A fome voltou a ser uma ameaça para 33,1 milhões de brasileiros e brasileiras e, nos lares com crianças com menos de 10 anos, apenas 33% estão em condição de segurança alimentar . Por outro lado, o consumo de alimentos ultraprocessados, altamente prejudiciais à saúde de pessoas de todas as faixas etárias e, em especial, de crianças, por afetar seu desenvolvimento, vem aumentando consideravelmente. Nos últimos anos, por exemplo, o consumo de feijão despencou entre crianças brasileiras, com queda de 30% entre os anos de 2020 e 2021, segundo dados do Panorama da Obesidade em Crianças e Adolescentes.
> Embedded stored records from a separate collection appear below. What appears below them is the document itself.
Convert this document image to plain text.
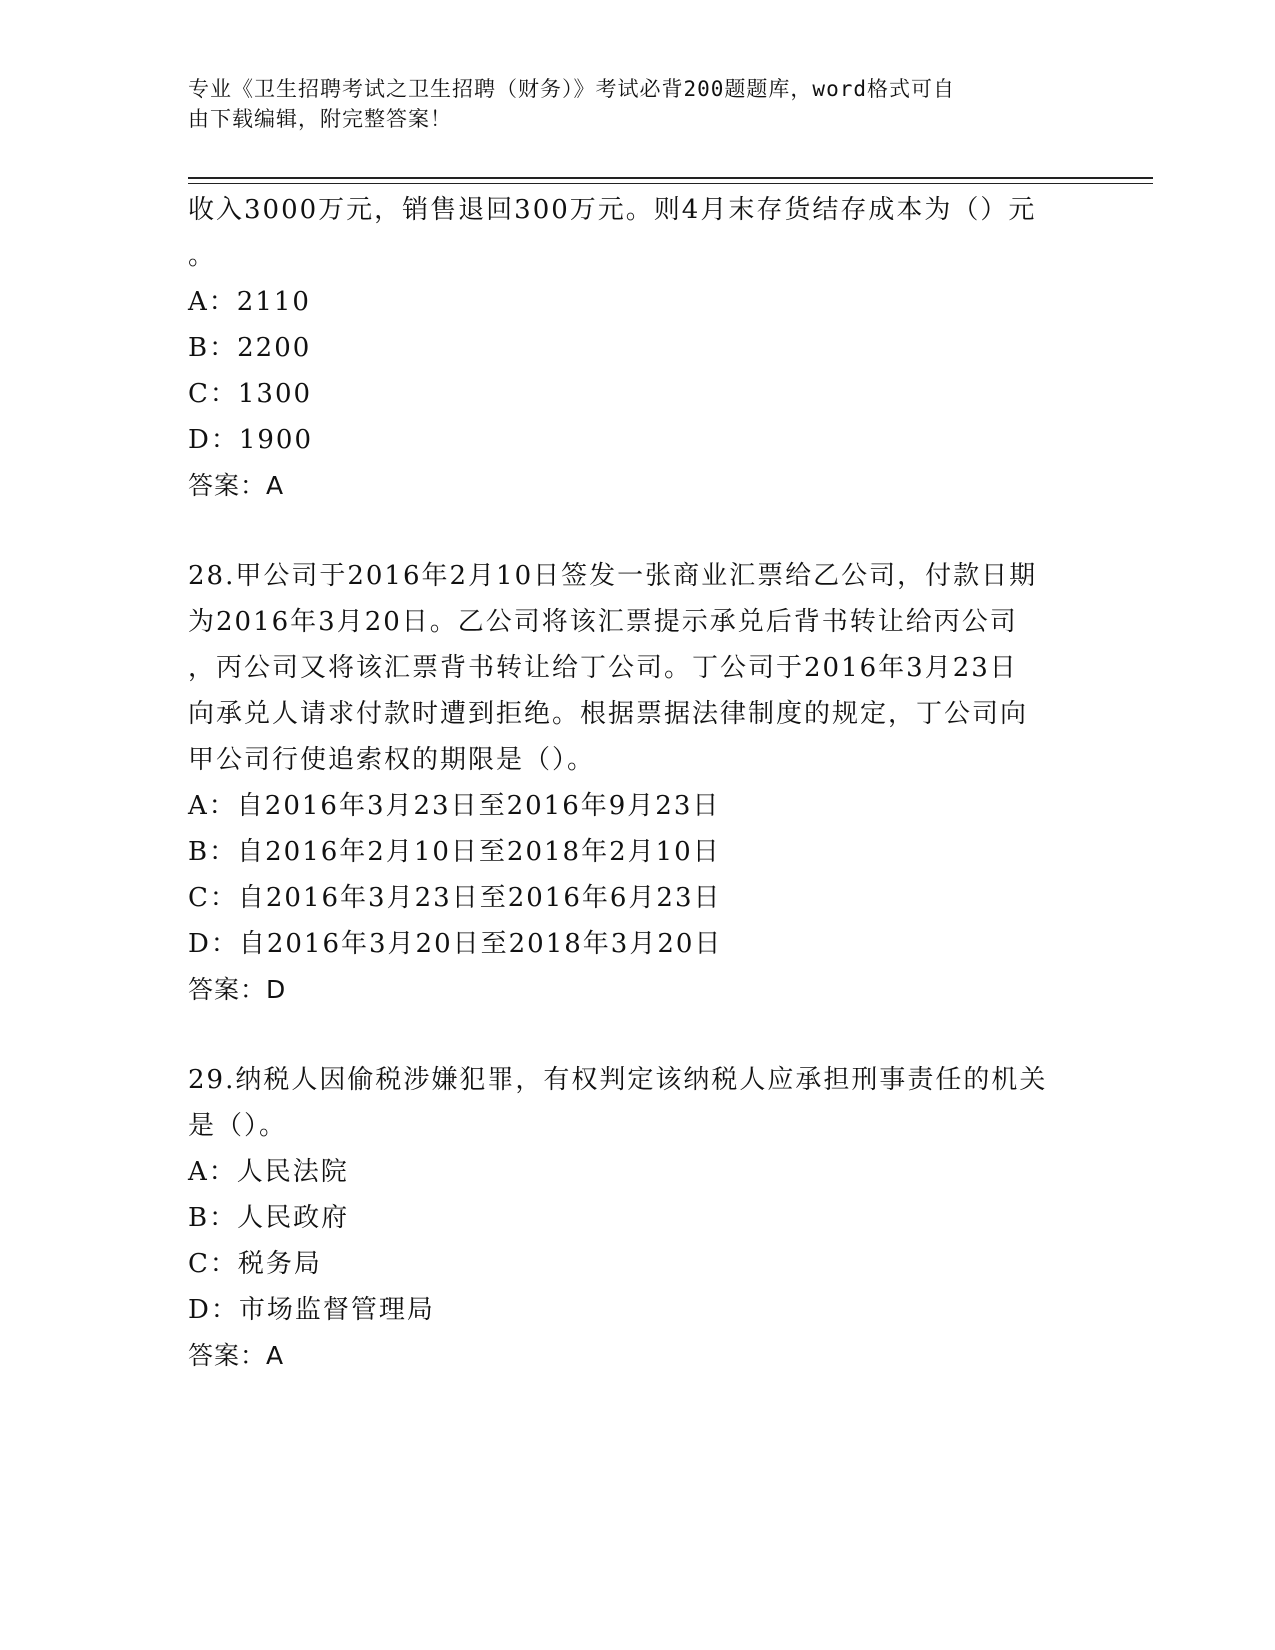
专业《卫生招聘考试之卫生招聘（财务）》考试必背200题题库，word格式可自
由下载编辑，附完整答案！
收入3000万元，销售退回300万元。则4月末存货结存成本为（）元
。
A：2110
B：2200
C：1300
D：1900
答案：A
28.甲公司于2016年2月10日签发一张商业汇票给乙公司，付款日期
为2016年3月20日。乙公司将该汇票提示承兑后背书转让给丙公司
，丙公司又将该汇票背书转让给丁公司。丁公司于2016年3月23日
向承兑人请求付款时遭到拒绝。根据票据法律制度的规定，丁公司向
甲公司行使追索权的期限是（）。
A：自2016年3月23日至2016年9月23日
B：自2016年2月10日至2018年2月10日
C：自2016年3月23日至2016年6月23日
D：自2016年3月20日至2018年3月20日
答案：D
29.纳税人因偷税涉嫌犯罪，有权判定该纳税人应承担刑事责任的机关
是（）。
A：人民法院
B：人民政府
C：税务局
D：市场监督管理局
答案：A
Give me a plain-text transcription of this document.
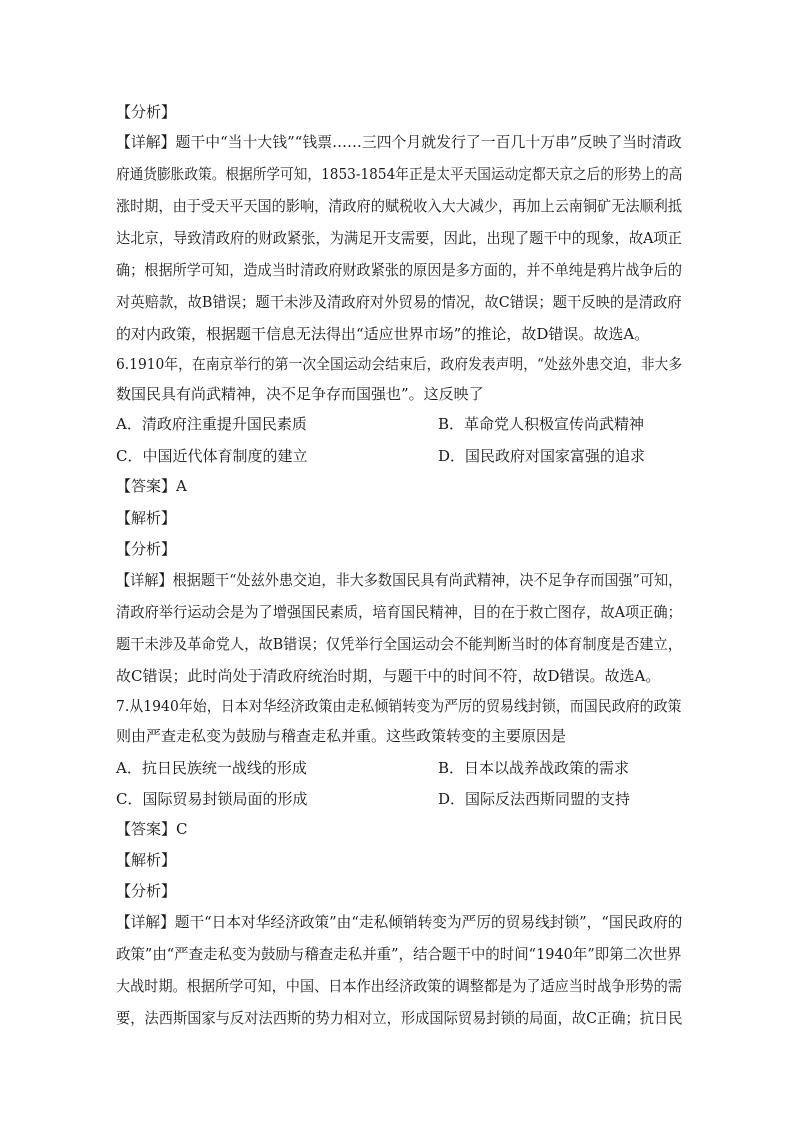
【分析】
【详解】题干中“当十大钱”“钱票……三四个月就发行了一百几十万串”反映了当时清政
府通货膨胀政策。根据所学可知，1853-1854年正是太平天国运动定都天京之后的形势上的高
涨时期，由于受天平天国的影响，清政府的赋税收入大大减少，再加上云南铜矿无法顺利抵
达北京，导致清政府的财政紧张，为满足开支需要，因此，出现了题干中的现象，故A项正
确；根据所学可知，造成当时清政府财政紧张的原因是多方面的，并不单纯是鸦片战争后的
对英赔款，故B错误；题干未涉及清政府对外贸易的情况，故C错误；题干反映的是清政府
的对内政策，根据题干信息无法得出“适应世界市场”的推论，故D错误。故选A。
6.1910年，在南京举行的第一次全国运动会结束后，政府发表声明，“处兹外患交迫，非大多
数国民具有尚武精神，决不足争存而国强也”。这反映了
A．清政府注重提升国民素质	B．革命党人积极宣传尚武精神
C．中国近代体育制度的建立	D．国民政府对国家富强的追求
【答案】A
【解析】
【分析】
【详解】根据题干“处兹外患交迫，非大多数国民具有尚武精神，决不足争存而国强”可知，
清政府举行运动会是为了增强国民素质，培育国民精神，目的在于救亡图存，故A项正确；
题干未涉及革命党人，故B错误；仅凭举行全国运动会不能判断当时的体育制度是否建立，
故C错误；此时尚处于清政府统治时期，与题干中的时间不符，故D错误。故选A。
7.从1940年始，日本对华经济政策由走私倾销转变为严厉的贸易线封锁，而国民政府的政策
则由严查走私变为鼓励与稽查走私并重。这些政策转变的主要原因是
A．抗日民族统一战线的形成	B．日本以战养战政策的需求
C．国际贸易封锁局面的形成	D．国际反法西斯同盟的支持
【答案】C
【解析】
【分析】
【详解】题干“日本对华经济政策”由“走私倾销转变为严厉的贸易线封锁”，“国民政府的
政策”由“严查走私变为鼓励与稽查走私并重”，结合题干中的时间“1940年”即第二次世界
大战时期。根据所学可知，中国、日本作出经济政策的调整都是为了适应当时战争形势的需
要，法西斯国家与反对法西斯的势力相对立，形成国际贸易封锁的局面，故C正确；抗日民
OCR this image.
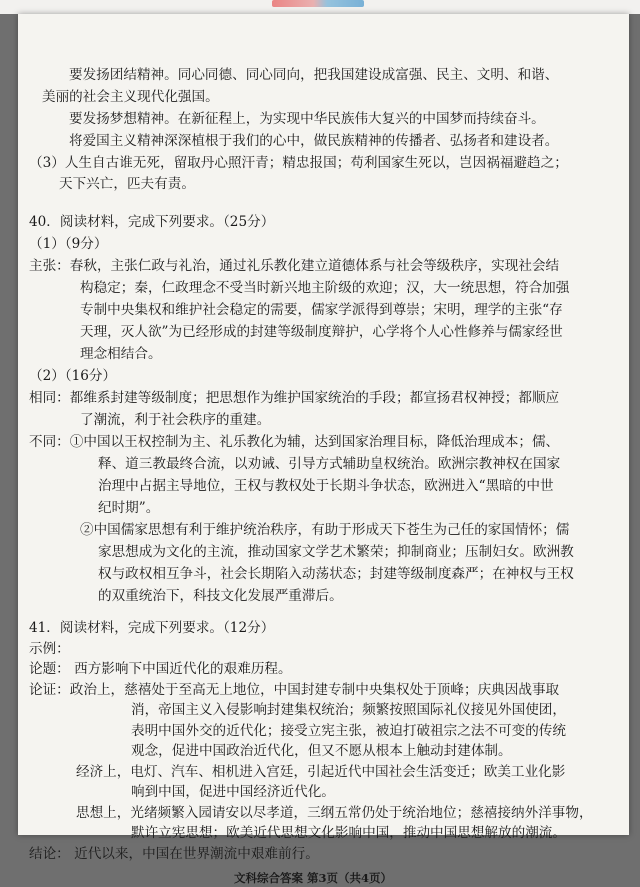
要发扬团结精神。同心同德、同心同向，把我国建设成富强、民主、文明、和谐、
美丽的社会主义现代化强国。
要发扬梦想精神。在新征程上，为实现中华民族伟大复兴的中国梦而持续奋斗。
将爱国主义精神深深植根于我们的心中，做民族精神的传播者、弘扬者和建设者。
（3）人生自古谁无死，留取丹心照汗青；精忠报国；苟利国家生死以，岂因祸福避趋之；
天下兴亡，匹夫有责。
40．阅读材料，完成下列要求。（25分）
（1）（9分）
主张：春秋，主张仁政与礼治，通过礼乐教化建立道德体系与社会等级秩序，实现社会结
构稳定；秦，仁政理念不受当时新兴地主阶级的欢迎；汉，大一统思想，符合加强
专制中央集权和维护社会稳定的需要，儒家学派得到尊崇；宋明，理学的主张“存
天理，灭人欲”为已经形成的封建等级制度辩护，心学将个人心性修养与儒家经世
理念相结合。
（2）（16分）
相同：都维系封建等级制度；把思想作为维护国家统治的手段；都宣扬君权神授；都顺应
了潮流，利于社会秩序的重建。
不同：①中国以王权控制为主、礼乐教化为辅，达到国家治理目标，降低治理成本；儒、
释、道三教最终合流，以劝诫、引导方式辅助皇权统治。欧洲宗教神权在国家
治理中占据主导地位，王权与教权处于长期斗争状态，欧洲进入“黑暗的中世
纪时期”。
②中国儒家思想有利于维护统治秩序，有助于形成天下苍生为己任的家国情怀；儒
家思想成为文化的主流，推动国家文学艺术繁荣；抑制商业；压制妇女。欧洲教
权与政权相互争斗，社会长期陷入动荡状态；封建等级制度森严；在神权与王权
的双重统治下，科技文化发展严重滞后。
41．阅读材料，完成下列要求。（12分）
示例：
论题： 西方影响下中国近代化的艰难历程。
论证：政治上，慈禧处于至高无上地位，中国封建专制中央集权处于顶峰；庆典因战事取
消，帝国主义入侵影响封建集权统治；频繁按照国际礼仪接见外国使团，
表明中国外交的近代化；接受立宪主张，被迫打破祖宗之法不可变的传统
观念，促进中国政治近代化，但又不愿从根本上触动封建体制。
经济上，电灯、汽车、相机进入宫廷，引起近代中国社会生活变迁；欧美工业化影
响到中国，促进中国经济近代化。
思想上，光绪频繁入园请安以尽孝道，三纲五常仍处于统治地位；慈禧接纳外洋事物，
默许立宪思想；欧美近代思想文化影响中国，推动中国思想解放的潮流。
结论： 近代以来，中国在世界潮流中艰难前行。
文科综合答案 第3页（共4页）
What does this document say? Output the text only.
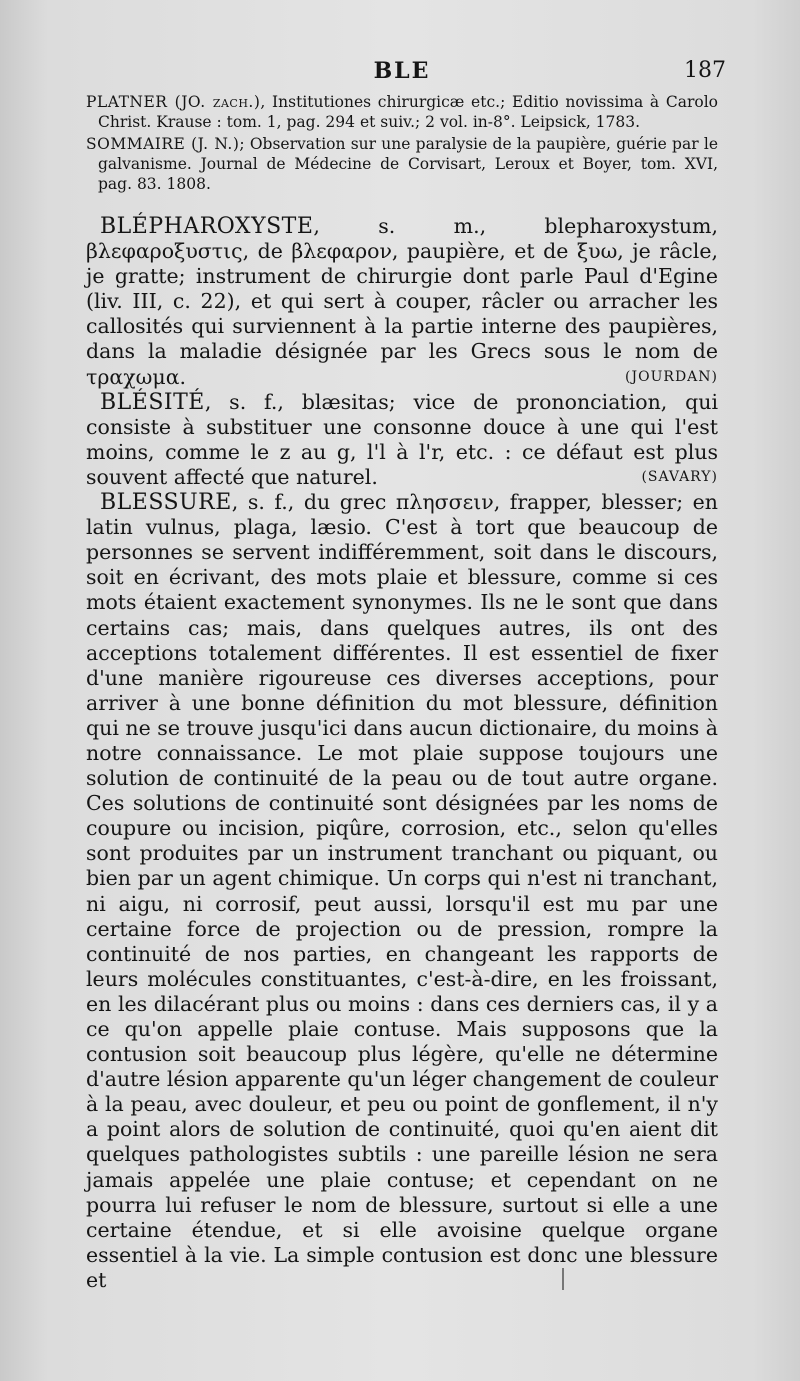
BLE	187

PLATNER (JO. zach.), Institutiones chirurgicæ etc.; Editio novissima à Carolo Christ. Krause : tom. 1, pag. 294 et suiv.; 2 vol. in-8°. Leipsick, 1783.

SOMMAIRE (J. N.); Observation sur une paralysie de la paupière, guérie par le galvanisme. Journal de Médecine de Corvisart, Leroux et Boyer, tom. XVI, pag. 83. 1808.

BLÉPHAROXYSTE, s. m., blepharoxystum, βλεφαροξυστις, de βλεφαρον, paupière, et de ξυω, je râcle, je gratte; instrument de chirurgie dont parle Paul d'Egine (liv. III, c. 22), et qui sert à couper, râcler ou arracher les callosités qui surviennent à la partie interne des paupières, dans la maladie désignée par les Grecs sous le nom de τραχωμα.	(JOURDAN)

BLÉSITÉ, s. f., blæsitas; vice de prononciation, qui consiste à substituer une consonne douce à une qui l'est moins, comme le z au g, l'l à l'r, etc. : ce défaut est plus souvent affecté que naturel.	(SAVARY)

BLESSURE, s. f., du grec πλησσειν, frapper, blesser; en latin vulnus, plaga, læsio. C'est à tort que beaucoup de personnes se servent indifféremment, soit dans le discours, soit en écrivant, des mots plaie et blessure, comme si ces mots étaient exactement synonymes. Ils ne le sont que dans certains cas; mais, dans quelques autres, ils ont des acceptions totalement différentes. Il est essentiel de fixer d'une manière rigoureuse ces diverses acceptions, pour arriver à une bonne définition du mot blessure, définition qui ne se trouve jusqu'ici dans aucun dictionaire, du moins à notre connaissance. Le mot plaie suppose toujours une solution de continuité de la peau ou de tout autre organe. Ces solutions de continuité sont désignées par les noms de coupure ou incision, piqûre, corrosion, etc., selon qu'elles sont produites par un instrument tranchant ou piquant, ou bien par un agent chimique. Un corps qui n'est ni tranchant, ni aigu, ni corrosif, peut aussi, lorsqu'il est mu par une certaine force de projection ou de pression, rompre la continuité de nos parties, en changeant les rapports de leurs molécules constituantes, c'est-à-dire, en les froissant, en les dilacérant plus ou moins : dans ces derniers cas, il y a ce qu'on appelle plaie contuse. Mais supposons que la contusion soit beaucoup plus légère, qu'elle ne détermine d'autre lésion apparente qu'un léger changement de couleur à la peau, avec douleur, et peu ou point de gonflement, il n'y a point alors de solution de continuité, quoi qu'en aient dit quelques pathologistes subtils : une pareille lésion ne sera jamais appelée une plaie contuse; et cependant on ne pourra lui refuser le nom de blessure, surtout si elle a une certaine étendue, et si elle avoisine quelque organe essentiel à la vie. La simple contusion est donc une blessure et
A queda do consumo de alimentos de cultura alimentar tradicional nos traz um importante alerta sobre a participação cada vez mais expressiva de alimentos ultraprocessados na dieta dos brasileiros, especialmente de bebidas adoçadas como refrigerantes, achocolatados e refrescos, que foram consumidas por 68% das crianças de 5 a 9 anos . A Pesquisa Nacional de Saúde do Escolar aponta que entre os adolescentes de 13 a 17 anos, apenas 2,7% não haviam consumido ao menos um alimento ultraprocessado no dia anterior à entrevista.
A escola, lugar onde crianças e adolescentes passam grande parte do seu tempo, pode ser uma grande aliada ou inimiga da saúde infantil, a depender de como dificulte ou facilite o acesso a uma alimentação adequada e saudável. Muitos estudantes têm nas refeições oferecidas pela escola o único momento para se alimentar, enquanto outros por diversas razões, evitam a refeição oferecida na escola, substituindo-a por lanches prontos e alimentos – em sua maioria ultraprocessados – comprados nas cantinas das escolas ou nos seus entornos.
No Brasil, a alimentação nas escolas públicas é amparada pelo Programa Nacional de Alimentação Escolar (PNAE), uma política voltada para a promoção do crescimento, do desenvolvimento, da aprendizagem e do estímulo a práticas alimentares saudáveis, tanto com ações de educação alimentar quanto pelo oferecimento de refeições durante o período que as crianças estão na escola. O PNAE é uma das políticas públicas mais antigas e bem-sucedidas do Brasil e tem sua execução técnica atualizada alinhada com diretrizes do Guia Alimentar para População Brasileira, que prioriza e destaca a importância de uma alimentação baseada em produtos in natura e minimamente processados. Comer a comida oferecida na escola deveria ser, portanto a garantia de uma alimentação saudável. Atualmente, no entanto, o programa conta com uma verba 46% menor que a de 2018.
Se, por um lado, as crianças que estudam em escolas públicas têm sua situação alimentar ameaçada pelo recuo dos investimentos feitos na alimentação escolar, nas escolas em que há cantinas, em especial as privadas, não existe qualquer regulação que proteja crianças e adolescentes da oferta e da publicidade de alimentos ultraprocessados. No Rio de Janeiro, nos âmbitos estadual (Projeto de Lei 4748/2021) e municipal (Projeto de Lei 1662/2019) e também em Niterói (Projeto de Lei 95/2022), importantes iniciativas que restringem a oferta de alimentos ultraprocessados em ambiente escolar e garantem que a alimentação nesses espaços seja uma aliada da saúde infantil e colabore também para a prevenção da obesidade nesta faixa etária estão em discussão. A aprovação de propostas como essas é fundamental para que uma alimentação adequada e saudável seja um direito garantido a todas as crianças.
Não deixar crianças e adolescentes para trás no acesso a uma alimentação adequada e saudável passa pela garantia de refeitórios e cantinas escolares seguros, para que possibilitem uma alimentação adequada e saudável para todas elas!